Alguns dos integrantes do CSN ainda estavam atados a alguns escrúpulos de consciência, que os mantinham constrangidos diante de um ato que se assumia por escrito como ‘ditadura pura e simples’, conforme também disse Passarinho. A prova do delito estava ali, no papel, no qual teriam que consignar suas assinaturas. Pelo menos essas pessoas sabiam que a história não esperaria para julgá-las: o julgamento já estava contido no próprio texto do papel nefando, o Ato Institucional número 5. E por mais que a seguir praticassem as obras mais fecundas, aquele momento era de vilania para com a nação brasileira e sua história. Passarinho as tirou do estado de hesitação e as lançou, de vez, nos anos de chumbo.
Trem da história
Mas não era uma frase simples, meramente bajulatória, dita sem reflexão, apenas para lançar a ordem de ataque à democracia e servir de código para que se abrissem os porões do regime e deles emergissem os guerreiros encapsulados nos ‘bolsões sinceros, mas radicais’, em outra definição de especialista nessas entranhas, o general (e futuro presidente da República) Ernesto Geisel. Ou a ‘tigrada’, segundo a fraseologia de Delfim Neto, um mestre da prestidigitação, ainda fazendo graça (à custa da desgraça alheia, of course) aos 80 anos, recém-comemorados.
A frase sufocava um halo machadiano, que devia perpassar a memória de um leitor do bruxo do Cosme Velho (o bruxo seguinte do bairro, mas com outro perfil, décadas depois, manipularia tessituras midiáticas globais: Roberto Marinho). Qualquer leitor de Machado de Assis guarda dele frases eternas, como ‘ao vencedor, as batatas’; ou a shakespeareana dúvida ‘mudou o Natal ou mudei eu?’. Os militares da reação foram os vencedores nos idos de março de 1964. Era a primeira surpresa, desmoralizando o ‘esquema militar’ do ‘general do povo’, um deles, promovidos bionicamente por João Goulart. Argemiro Assis Brasil garantia proteção absoluta ao presidente populista com a fantasia da intocabilidade. Tudo isso desmoronou a partir do movimento de tropas de Minas por um figurante secundário no enredo, o general Olímpio Mourão Filho, autodenominado ‘vaca fardada’. Sem esperar pelos ‘cabeças’, ele mugiu e tossiu, liberando o que estava comprimido nos quartéis.

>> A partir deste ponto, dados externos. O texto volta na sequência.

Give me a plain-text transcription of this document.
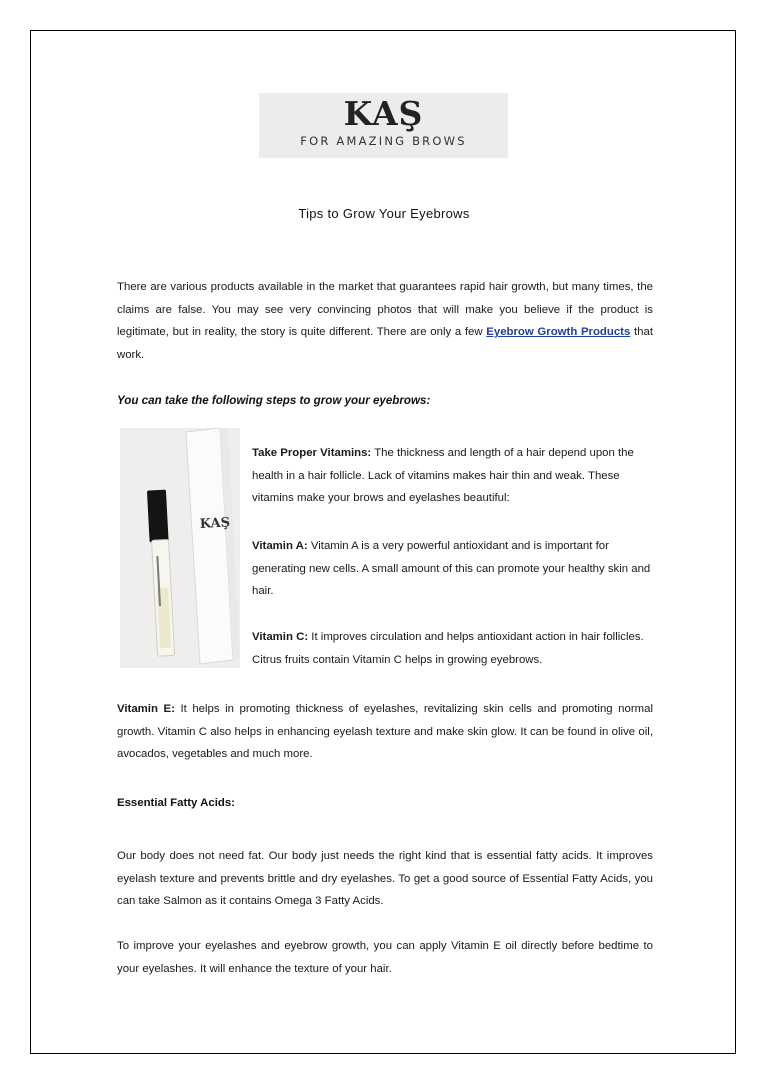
KAŞ
FOR AMAZING BROWS
Tips to Grow Your Eyebrows
There are various products available in the market that guarantees rapid hair growth, but many times, the claims are false. You may see very convincing photos that will make you believe if the product is legitimate, but in reality, the story is quite different. There are only a few Eyebrow Growth Products that work.
You can take the following steps to grow your eyebrows:
KAŞ
Take Proper Vitamins: The thickness and length of a hair depend upon the health in a hair follicle. Lack of vitamins makes hair thin and weak. These vitamins make your brows and eyelashes beautiful:
Vitamin A: Vitamin A is a very powerful antioxidant and is important for generating new cells. A small amount of this can promote your healthy skin and hair.
Vitamin C: It improves circulation and helps antioxidant action in hair follicles. Citrus fruits contain Vitamin C helps in growing eyebrows.
Vitamin E: It helps in promoting thickness of eyelashes, revitalizing skin cells and promoting normal growth. Vitamin C also helps in enhancing eyelash texture and make skin glow. It can be found in olive oil, avocados, vegetables and much more.
Essential Fatty Acids:
Our body does not need fat. Our body just needs the right kind that is essential fatty acids. It improves eyelash texture and prevents brittle and dry eyelashes. To get a good source of Essential Fatty Acids, you can take Salmon as it contains Omega 3 Fatty Acids.
To improve your eyelashes and eyebrow growth, you can apply Vitamin E oil directly before bedtime to your eyelashes. It will enhance the texture of your hair.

A segunda surpresa foi que nas ruas, a partir daquele maio de 1968, havia um furacão humano a se atribuir força inexorável no rumo de uma revolução comandada por uma classe social transitória, a dos estudantes. Sem vinculação orgânica a nada, senão às suas convicções, os estudantes desempenhariam a missão salvífica que enganosamente Karl Marx colocara nas mãos dos operários, àquele momento interessados em penetrar no paraíso do consumo, como mostrou o filme famoso de Élio Petri, com o ator cult daqueles tempos, Gian Maria Volonté.
Os operários se haviam tornado a outra face da moeda em curso no mercado. Não podiam mais derrubar as estruturas da opressão, queriam apenas encontrar seu lugar nessa nova catedral secular. Todo poder à imaginação, à libertação, exigia um anarquismo curtido nas ruas, sem muita retaguarda intelectual, uma ‘força da natureza’, para usar conceito neo-rousseauniano (com perdão do notável filósofo). A não-classe acabaria com todas as classes. Quem quisesse que embarcasse no trem na nova história. O comboio já desatracara da estação, divisava o mineiro Milton Nascimento, ainda então o Bituca.
Camisa-de-força
Tolerância tem hora para acabar, decidiram os senhores da ordem, contemplando o que, para eles, se apresentava como caos, enquanto, para seus promotores, era a onda de novidade trazida à praia dos homens pelo mar da aventura. Os vencedores não podiam receber batatas como troféus, nem ficar na retaguarda de uma reforma que queriam conduzir à unha, conforme os planos que conceberam e maturaram em seus laboratórios doutrinários, principalmente na Escola Superior de Guerra, nossa Sorbonne castrense, e depois espalharam por gravidade feroz entre unidades operacionais, como o DOI-Codi.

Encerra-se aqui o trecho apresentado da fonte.